Learn to assertively express what you really think, feel and need. This can be extremely challenging at first as the fear of hurting others or being judged and rejected can be very strong. Assertive communication means being honest about what is going on for you but in a respectful way that considers the other person’s feelings. At first, you are likely to feel anxiety and guilt about doing this and then shame or fear after you have said what you want to say. With practice, it will get easier and you will start to feel an increased sense of self-esteem and confidence. Remember, you have a right to express your feelings and ask for your needs to be considered!
Start implementing emotional and physical boundaries. Look at the relationships in your life. Is there anyone who makes you feel bad about yourself or criticizes or abuses you? Is there someone who relies on you when they could actually be doing things for themselves? Do you worry too much about someone’s feelings? Slowly start to address these issues by building better boundaries and take steps to create healthier, more fulfilling and reciprocal relationships with the people in your life. Some relationships might even have to end if they are too dysfunctional to change.

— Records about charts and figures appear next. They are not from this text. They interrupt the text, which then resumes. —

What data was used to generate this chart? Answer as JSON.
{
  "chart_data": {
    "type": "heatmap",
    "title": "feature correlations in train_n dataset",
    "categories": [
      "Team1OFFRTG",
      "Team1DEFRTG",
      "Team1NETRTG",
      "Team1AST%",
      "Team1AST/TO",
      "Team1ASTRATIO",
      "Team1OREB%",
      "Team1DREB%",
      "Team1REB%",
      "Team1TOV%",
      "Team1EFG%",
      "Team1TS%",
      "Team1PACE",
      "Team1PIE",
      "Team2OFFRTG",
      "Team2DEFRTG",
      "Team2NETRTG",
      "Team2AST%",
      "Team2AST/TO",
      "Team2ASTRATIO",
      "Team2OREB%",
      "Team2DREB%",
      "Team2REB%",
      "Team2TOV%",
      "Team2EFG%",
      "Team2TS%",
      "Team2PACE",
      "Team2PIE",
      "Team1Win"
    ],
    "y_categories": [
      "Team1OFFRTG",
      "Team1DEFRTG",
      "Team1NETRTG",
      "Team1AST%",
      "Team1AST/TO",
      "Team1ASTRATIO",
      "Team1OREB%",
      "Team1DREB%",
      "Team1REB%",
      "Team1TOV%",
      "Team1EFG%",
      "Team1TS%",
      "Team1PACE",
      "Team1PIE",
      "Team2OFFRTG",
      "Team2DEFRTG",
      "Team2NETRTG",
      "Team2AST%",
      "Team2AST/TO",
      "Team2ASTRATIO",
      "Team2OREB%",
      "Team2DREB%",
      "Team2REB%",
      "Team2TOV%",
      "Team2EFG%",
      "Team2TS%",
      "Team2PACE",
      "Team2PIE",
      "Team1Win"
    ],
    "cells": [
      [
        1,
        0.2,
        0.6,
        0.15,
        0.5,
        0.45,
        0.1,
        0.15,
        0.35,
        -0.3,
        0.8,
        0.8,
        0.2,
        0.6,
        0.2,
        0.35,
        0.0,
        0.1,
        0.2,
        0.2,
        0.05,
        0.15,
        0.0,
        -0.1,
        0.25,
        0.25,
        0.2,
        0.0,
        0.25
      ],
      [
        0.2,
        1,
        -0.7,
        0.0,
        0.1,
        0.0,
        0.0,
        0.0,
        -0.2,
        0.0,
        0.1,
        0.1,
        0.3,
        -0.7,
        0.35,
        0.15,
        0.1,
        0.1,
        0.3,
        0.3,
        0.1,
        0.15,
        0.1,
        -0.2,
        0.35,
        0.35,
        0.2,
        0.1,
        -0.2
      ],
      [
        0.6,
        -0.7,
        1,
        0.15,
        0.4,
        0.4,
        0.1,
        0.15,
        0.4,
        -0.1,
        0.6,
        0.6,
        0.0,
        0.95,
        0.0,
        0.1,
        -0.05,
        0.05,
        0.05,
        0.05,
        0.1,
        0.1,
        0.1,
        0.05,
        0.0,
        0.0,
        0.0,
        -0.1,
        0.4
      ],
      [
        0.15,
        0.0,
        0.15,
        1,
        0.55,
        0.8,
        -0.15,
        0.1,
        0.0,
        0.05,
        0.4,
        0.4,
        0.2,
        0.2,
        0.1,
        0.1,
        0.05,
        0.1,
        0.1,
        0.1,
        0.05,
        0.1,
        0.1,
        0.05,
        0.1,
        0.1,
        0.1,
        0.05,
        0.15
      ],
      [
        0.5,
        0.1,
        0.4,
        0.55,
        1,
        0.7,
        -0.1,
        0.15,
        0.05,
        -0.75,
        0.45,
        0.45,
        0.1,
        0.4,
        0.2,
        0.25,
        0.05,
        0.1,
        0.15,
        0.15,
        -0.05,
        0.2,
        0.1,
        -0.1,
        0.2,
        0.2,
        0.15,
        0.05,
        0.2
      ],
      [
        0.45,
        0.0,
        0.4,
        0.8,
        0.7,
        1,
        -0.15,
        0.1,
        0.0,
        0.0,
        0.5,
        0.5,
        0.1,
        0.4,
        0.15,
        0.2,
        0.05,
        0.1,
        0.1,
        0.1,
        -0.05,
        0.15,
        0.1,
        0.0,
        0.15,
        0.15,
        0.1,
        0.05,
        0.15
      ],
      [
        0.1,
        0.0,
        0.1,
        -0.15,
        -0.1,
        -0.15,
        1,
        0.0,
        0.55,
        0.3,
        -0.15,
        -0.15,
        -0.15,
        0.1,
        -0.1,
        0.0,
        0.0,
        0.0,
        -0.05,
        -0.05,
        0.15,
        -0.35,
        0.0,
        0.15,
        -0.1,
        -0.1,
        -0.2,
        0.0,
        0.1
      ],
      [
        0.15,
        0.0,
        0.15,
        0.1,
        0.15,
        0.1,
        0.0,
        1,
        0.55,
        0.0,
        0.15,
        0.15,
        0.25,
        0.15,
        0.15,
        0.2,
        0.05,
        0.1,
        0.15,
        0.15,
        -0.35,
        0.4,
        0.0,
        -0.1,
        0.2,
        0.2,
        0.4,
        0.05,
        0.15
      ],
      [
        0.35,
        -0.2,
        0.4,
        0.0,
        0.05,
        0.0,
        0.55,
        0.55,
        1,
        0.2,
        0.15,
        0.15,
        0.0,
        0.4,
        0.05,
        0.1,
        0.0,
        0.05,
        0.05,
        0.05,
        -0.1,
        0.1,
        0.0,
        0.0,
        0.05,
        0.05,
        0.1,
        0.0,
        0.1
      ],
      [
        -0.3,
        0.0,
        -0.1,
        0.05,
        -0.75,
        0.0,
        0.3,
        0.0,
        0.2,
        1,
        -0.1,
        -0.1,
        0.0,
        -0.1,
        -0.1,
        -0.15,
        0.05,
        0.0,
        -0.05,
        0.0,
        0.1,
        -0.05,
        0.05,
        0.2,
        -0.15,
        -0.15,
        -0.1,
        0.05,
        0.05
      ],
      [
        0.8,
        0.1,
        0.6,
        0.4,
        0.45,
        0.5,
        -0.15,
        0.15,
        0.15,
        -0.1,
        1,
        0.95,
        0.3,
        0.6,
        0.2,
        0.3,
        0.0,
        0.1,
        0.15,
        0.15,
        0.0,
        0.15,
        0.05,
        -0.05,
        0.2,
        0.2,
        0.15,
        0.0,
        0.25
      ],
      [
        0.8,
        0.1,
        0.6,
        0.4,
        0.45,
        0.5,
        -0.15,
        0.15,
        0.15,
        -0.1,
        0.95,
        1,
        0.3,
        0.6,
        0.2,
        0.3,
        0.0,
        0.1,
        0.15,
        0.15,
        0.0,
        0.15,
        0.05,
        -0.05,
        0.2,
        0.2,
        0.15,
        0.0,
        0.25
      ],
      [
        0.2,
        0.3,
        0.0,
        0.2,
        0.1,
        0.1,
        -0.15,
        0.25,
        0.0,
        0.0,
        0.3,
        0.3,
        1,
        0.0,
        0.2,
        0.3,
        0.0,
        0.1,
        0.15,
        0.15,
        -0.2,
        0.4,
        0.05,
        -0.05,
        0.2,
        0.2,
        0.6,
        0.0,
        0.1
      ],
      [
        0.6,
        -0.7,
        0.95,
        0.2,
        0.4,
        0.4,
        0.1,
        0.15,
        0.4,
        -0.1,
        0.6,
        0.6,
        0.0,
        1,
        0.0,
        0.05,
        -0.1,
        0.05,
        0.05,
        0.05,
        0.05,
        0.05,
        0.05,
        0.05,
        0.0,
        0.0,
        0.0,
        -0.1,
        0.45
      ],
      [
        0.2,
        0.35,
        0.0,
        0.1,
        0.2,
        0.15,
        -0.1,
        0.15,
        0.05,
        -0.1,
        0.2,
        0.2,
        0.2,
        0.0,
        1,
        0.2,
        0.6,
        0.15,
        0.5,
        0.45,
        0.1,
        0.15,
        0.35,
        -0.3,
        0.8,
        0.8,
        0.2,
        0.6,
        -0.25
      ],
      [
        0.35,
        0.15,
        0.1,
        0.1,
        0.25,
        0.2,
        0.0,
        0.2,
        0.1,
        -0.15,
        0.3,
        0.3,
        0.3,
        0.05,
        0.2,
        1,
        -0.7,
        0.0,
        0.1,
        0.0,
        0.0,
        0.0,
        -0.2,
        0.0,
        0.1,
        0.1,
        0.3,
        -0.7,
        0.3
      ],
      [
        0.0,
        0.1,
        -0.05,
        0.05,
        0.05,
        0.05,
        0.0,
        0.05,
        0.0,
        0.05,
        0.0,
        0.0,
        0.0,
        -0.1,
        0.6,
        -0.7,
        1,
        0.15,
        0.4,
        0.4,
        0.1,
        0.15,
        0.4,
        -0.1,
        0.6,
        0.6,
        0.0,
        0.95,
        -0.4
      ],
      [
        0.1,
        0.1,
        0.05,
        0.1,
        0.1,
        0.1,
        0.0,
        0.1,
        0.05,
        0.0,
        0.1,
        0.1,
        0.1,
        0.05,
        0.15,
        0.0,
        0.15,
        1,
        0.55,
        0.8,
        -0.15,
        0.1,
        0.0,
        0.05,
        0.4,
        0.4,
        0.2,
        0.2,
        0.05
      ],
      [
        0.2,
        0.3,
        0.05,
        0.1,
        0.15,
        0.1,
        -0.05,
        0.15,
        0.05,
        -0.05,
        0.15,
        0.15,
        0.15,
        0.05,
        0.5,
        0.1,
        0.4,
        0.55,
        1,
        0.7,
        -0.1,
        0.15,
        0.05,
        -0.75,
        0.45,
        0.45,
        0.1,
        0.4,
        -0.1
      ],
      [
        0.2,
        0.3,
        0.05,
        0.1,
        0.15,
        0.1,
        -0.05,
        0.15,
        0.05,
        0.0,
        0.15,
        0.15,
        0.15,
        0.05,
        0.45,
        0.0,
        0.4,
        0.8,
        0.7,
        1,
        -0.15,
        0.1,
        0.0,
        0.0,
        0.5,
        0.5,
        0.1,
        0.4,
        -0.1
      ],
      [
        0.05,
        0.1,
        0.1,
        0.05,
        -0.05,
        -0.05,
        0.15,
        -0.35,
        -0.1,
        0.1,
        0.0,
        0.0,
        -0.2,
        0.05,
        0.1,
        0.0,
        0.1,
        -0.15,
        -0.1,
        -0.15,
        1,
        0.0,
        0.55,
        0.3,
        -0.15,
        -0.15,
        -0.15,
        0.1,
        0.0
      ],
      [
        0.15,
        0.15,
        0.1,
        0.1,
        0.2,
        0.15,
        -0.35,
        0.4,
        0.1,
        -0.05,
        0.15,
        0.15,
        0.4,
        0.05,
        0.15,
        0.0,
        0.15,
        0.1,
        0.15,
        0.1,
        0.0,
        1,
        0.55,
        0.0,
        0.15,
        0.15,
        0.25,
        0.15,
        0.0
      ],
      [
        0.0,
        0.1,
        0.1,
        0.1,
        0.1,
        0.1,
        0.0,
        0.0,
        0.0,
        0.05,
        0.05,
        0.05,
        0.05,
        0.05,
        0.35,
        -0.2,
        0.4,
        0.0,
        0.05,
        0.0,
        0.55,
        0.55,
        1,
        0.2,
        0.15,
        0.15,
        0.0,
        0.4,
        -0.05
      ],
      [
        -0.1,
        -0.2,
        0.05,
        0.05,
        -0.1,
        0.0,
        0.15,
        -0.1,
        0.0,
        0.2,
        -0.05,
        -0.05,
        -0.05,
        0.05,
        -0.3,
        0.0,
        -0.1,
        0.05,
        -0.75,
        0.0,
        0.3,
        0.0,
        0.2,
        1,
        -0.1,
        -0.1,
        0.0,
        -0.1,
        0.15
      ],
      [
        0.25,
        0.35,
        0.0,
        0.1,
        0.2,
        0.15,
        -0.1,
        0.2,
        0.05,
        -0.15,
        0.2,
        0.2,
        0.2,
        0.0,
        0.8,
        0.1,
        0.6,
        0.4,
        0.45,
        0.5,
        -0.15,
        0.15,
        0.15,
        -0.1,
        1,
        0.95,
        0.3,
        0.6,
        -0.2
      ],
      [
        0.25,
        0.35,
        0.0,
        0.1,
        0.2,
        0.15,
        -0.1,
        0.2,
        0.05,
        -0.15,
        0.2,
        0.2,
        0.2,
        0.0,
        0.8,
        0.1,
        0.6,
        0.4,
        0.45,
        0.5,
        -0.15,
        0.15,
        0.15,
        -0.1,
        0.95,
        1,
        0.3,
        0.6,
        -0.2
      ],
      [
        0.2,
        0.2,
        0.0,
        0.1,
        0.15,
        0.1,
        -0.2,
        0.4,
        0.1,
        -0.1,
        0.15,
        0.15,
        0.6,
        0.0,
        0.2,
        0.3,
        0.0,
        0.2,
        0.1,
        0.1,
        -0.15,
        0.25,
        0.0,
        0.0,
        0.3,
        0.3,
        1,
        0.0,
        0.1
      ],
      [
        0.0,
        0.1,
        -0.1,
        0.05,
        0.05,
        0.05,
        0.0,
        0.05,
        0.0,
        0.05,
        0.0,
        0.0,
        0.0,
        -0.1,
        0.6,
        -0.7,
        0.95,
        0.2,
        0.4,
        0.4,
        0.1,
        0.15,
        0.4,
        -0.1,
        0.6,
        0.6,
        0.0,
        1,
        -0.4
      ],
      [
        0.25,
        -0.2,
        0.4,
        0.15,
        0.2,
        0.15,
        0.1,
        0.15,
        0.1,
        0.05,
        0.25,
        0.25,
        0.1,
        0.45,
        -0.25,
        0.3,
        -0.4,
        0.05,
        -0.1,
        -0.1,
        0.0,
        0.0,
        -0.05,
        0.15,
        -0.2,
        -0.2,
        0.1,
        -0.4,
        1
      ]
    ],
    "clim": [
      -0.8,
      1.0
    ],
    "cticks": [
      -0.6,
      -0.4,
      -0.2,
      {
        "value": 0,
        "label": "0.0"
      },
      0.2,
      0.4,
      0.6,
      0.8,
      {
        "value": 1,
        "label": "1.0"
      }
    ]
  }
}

Start spending time doing meaningful work and activities for yourself. Learn to spend time alone reading, listening to music, painting, writing, – whatever you think you might enjoy that doesn’t involve other people. Learning to be okay on your own and tolerating the feelings of loneliness and emptiness that initially arise is the key to leaving dysfunctional relationships. Really try to avoid spending time on activities such as watching mindless TV or going on social media as this in itself can add to feelings of emptiness, boredom and dis-satisfaction.
Changing co-dependent behaviour isn’t about becoming self-centered, mean or uncaring, its about taking responsibility for your own feelings and needs and allowing others to do the same.